Forever free of desire, it can be called small.
Yet
as it lays no claim for being their master when all creatures turn to it,
it
can be called great.
As
it never attempts itself to be great, it succeeds in being great.
Review
In this Chapter, the Truth is depicted as
the greatest and the smallest. As to be greatest, this Chapter starts with the
verses:
“The
Great Truth is like a flood, flowing to the left as well as the right.”

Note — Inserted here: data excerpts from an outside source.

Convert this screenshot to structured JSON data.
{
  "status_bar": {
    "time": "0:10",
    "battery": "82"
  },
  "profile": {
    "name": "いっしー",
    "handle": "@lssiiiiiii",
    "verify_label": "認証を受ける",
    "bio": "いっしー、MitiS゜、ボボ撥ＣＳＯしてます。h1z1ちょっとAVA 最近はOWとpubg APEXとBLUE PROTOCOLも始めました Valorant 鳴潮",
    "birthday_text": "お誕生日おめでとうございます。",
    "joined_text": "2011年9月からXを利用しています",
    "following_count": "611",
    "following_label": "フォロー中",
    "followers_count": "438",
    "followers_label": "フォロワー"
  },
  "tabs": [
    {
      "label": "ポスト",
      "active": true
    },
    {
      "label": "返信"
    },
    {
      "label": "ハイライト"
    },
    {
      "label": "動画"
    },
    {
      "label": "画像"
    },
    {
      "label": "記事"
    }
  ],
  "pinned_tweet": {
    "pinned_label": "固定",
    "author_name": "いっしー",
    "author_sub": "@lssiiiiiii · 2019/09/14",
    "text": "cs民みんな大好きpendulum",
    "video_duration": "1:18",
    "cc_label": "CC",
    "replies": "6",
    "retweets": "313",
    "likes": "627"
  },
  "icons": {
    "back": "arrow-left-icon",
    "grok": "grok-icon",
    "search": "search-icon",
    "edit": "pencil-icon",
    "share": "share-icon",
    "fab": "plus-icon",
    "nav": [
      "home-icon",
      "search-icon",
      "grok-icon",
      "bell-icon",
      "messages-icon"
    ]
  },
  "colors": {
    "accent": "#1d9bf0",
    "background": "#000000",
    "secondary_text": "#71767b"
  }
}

The Truth is great like a flood flowing
water everywhere to the left and to the right. All creatures depend on water
for survival. Without water, all creatures will die. Although the Truth as water
is so great and important, it will never pose to control every creature
outwardly. It means it will never claim its authority to all creatures. As
water nourishes all creatures without words, the Truth prevails in all
creatures silently also. Without careful contemplation, we will never be aware
of the Truth which is nourishing us like in the form of water, air and space, thus
Lao Tzu says:
“The
Great Truth is like a flood, flowing to the left as well as the right.
All
creatures depend on it for life, yet it claims no authority to control them.
It
accomplishes its task yet lays no claim for merit.
It
nourishes all creatures yet lays no claim for being their master to control
them.
It
can be called small.”
The Truth is small in the sense that it
hides itself. No one can see the Truth by seeing, hearing, talking, smelling
and touching. The Truth is so subtle and minute. It is even subtler than water,
air and space. The Truth is also without desires. It has no desire to show off
its authority though it is the Lord of all beings. The Truth has no desire to
become great, thus Lao Tzu says:
“Forever free of desire, it can be called small.”
The Truth is independent. With desire, it
becomes to depend on the one which is desirable. However, all creatures depend
on the Truth while the Truth does not depend on them. In the Quran, Allah tells
us that He is free of any desire. He is self-sufficient. All creatures depend
on His nourishment while He does not depend on anyone. It is beneficial for all
creatures to obey Him rather than for benefiting Himself. Allah does not
increase or decrease anything of Him whether people worship Him or not, thus we
are told in the Quran:
“O men! It is you who stand in need of God
– God is self-sufficient and praiseworthy.” (Quran 35:15)
“In the name of
God, the Most Gracious, the Most Merciful.
Say, “He is God,
the One, God, the Self-sufficient One.
He does not give
birth, nor was He born, and there is nothing like Him.”
(Quran 112 Al-Ikhlas, Oneness)
To be great and to be small are the same
for the Truth. They are one only because the Truth is one, without the second.
The Truth is the Master of all, but it will never claim its authority over all
creatures. It seems so small without any pomp and show that no one realizes its
lordship. It is also the greatness of the Truth that it needs nothing even to claim
its authority, thus Lao Tzu says:
“Yet
as it lays no claim for being their master when all creatures turn to it,
it
can be called great.”
In the Chandogya Upanishad, one of the
earliest Upanishads, the Lordship of every creature is the Supreme Self
inwardly and outwardly pervading all. It is also the greatest and the smallest
close to what the Tao Te Ching says:
“This is my Self within the heart, smaller
than a grain of rice, than a barley corn, than a mustard seed, than a grain of
millet or than the kernel of a grain of millet.
This is my Self within the heart, greater
than the earth, greater than the atmosphere, greater than the sky, greater than
these worlds.”
(Chandogya Upanishad, III.
14. 3)
Here in this Chapter, Lao Tzu tells us the
reason why the Truth succeeds in being great:
“As
it never attempts itself to be great, it succeeds in being great.”
The whole teaching of the Tao Te Ching is
to tell us to follow the Truth to be humble as the Truth itself. This is also
one of the qualities of all saints in this world in different cultures and
times. They are all humble to the Truth, never claim to be great. In the Quran,
Allah tells us that He has sent messengers and scriptures to all nations by
using their own languages to tell people the Truth. Prophet Muhammad tells us
that there have been more than 120000 messengers of Allah conveying the Truth
to their people. Therefore, we can find the virtues of all the saintly people
are the same and the messages they convey are also the same. What we can find
the Truth in the Tao Te Ching, is the same as what we can find the Truth in the
Quran, the Bhagawa Gita and the Upanishads as I find in my studies. They all
say the Truth is One and all-pervading. The virtues they are going to tell us
are also the same. To be humble to the Truth, we will become great.